There is nothing like a picture to liven up your message. Everyone responds well to having illustrations alongside text. They can be as straightforward as graphs and charts, or as elaborate as photographs or hand drawings. In your newsletter, clipart will probably be used most often. There are literally hundreds of places to find clipart—with millions of images to choose from. Don’t fall into these three traps when using graphics in your newsletter.
- The most common mistake people make when using clipart is overdoing it. It is nice to have so many images to choose from, but you don’t need to use more than a few to convey your message effectively. Don’t use graphics just to fill up space. Your readers will find your newsletter more useful if it is filled with interesting, informative articles, rather than full of illustrations with little meaning.
- The second most common mistake is making the graphics you use in your newsletter too small. Choose the best clipart for the story you’d like to illustrate. Make it as large as the space allows. You will find that your page looks neat and uncluttered. Your message will be clearer and more straightforward. If you do use a small graphic to illustrate a story, make sure its size is proportional to the story itself. In general, the larger the story, the larger the graphic should be. And vary the size of your graphics to make your layout more interesting.

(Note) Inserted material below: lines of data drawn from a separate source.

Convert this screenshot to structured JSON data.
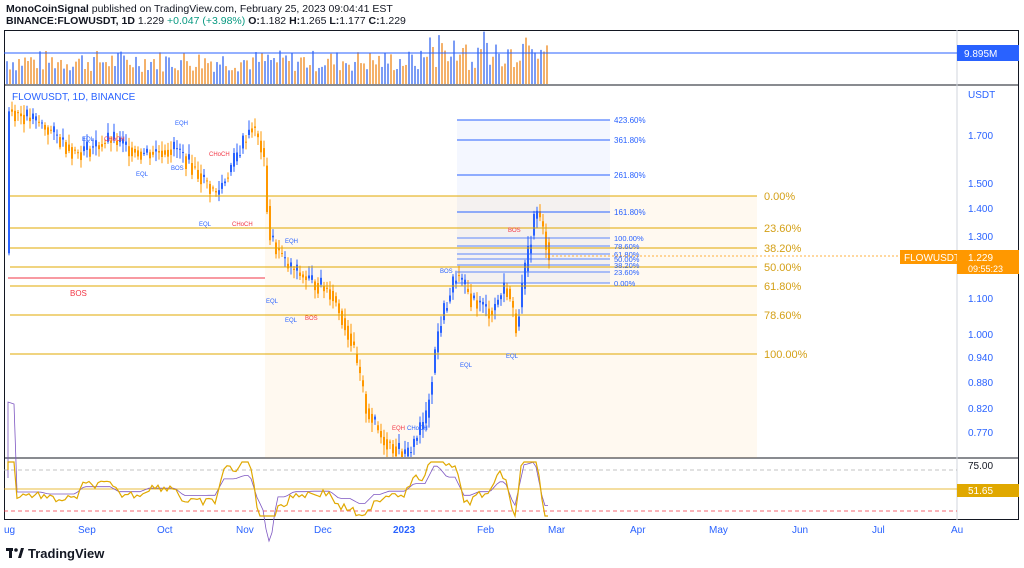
{
  "header": {
    "publisher": "MonoCoinSignal",
    "published_text": "published on TradingView.com, February 25, 2023 09:04:41 EST",
    "symbol": "BINANCE:FLOWUSDT, 1D",
    "last": "1.229",
    "change": "+0.047 (+3.98%)",
    "o_label": "O:",
    "o": "1.182",
    "h_label": "H:",
    "h": "1.265",
    "l_label": "L:",
    "l": "1.177",
    "c_label": "C:",
    "c": "1.229"
  },
  "chart_title": "FLOWUSDT, 1D, BINANCE",
  "currency": "USDT",
  "volume_badge": "9.895M",
  "price_ticks": [
    "1.700",
    "1.500",
    "1.400",
    "1.300",
    "1.229",
    "1.100",
    "1.000",
    "0.940",
    "0.880",
    "0.820",
    "0.770"
  ],
  "last_price_badge": {
    "symbol": "FLOWUSDT",
    "price": "1.229",
    "countdown": "09:55:23"
  },
  "rsi_ticks": [
    "75.00",
    "51.65"
  ],
  "x_ticks": [
    "ug",
    "Sep",
    "Oct",
    "Nov",
    "Dec",
    "2023",
    "Feb",
    "Mar",
    "Apr",
    "May",
    "Jun",
    "Jul",
    "Au"
  ],
  "fib_major": [
    "0.00%",
    "23.60%",
    "38.20%",
    "50.00%",
    "61.80%",
    "78.60%",
    "100.00%"
  ],
  "fib_ext": [
    "423.60%",
    "361.80%",
    "261.80%",
    "161.80%"
  ],
  "fib_minor": [
    "100.00%",
    "78.60%",
    "61.80%",
    "50.00%",
    "38.20%",
    "23.60%",
    "0.00%"
  ],
  "structure_labels": [
    "EQL",
    "CHoCH",
    "EQH",
    "EQL",
    "BOS",
    "CHoCH",
    "EQL",
    "CHoCH",
    "EQH",
    "BOS",
    "EQL",
    "EQL",
    "BOS",
    "EQH",
    "CHoCH",
    "BOS",
    "EQL",
    "BOS",
    "EQL"
  ],
  "footer": {
    "brand": "TradingView"
  },
  "colors": {
    "up": "#2962ff",
    "down": "#ff9800",
    "fib": "#e0a800",
    "fib_text": "#d4a017",
    "ext": "#2962ff",
    "bos": "#f23645",
    "rsi": "#e0a800",
    "rsi_ma": "#7e57c2"
  }
}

- Thirdly, using too many different styles of clipart can make your newsletter look sloppy. Clipart comes in a variety of styles. Be consistent in choosing the illustrations for your newsletter. Too many styles can make it seem disconnected and poorly planned.
As with all design rules, these are also made to be broken. Graphics can be used in a number of different styles and still look great. But these basic rules of thumb can help to make your pages look their best.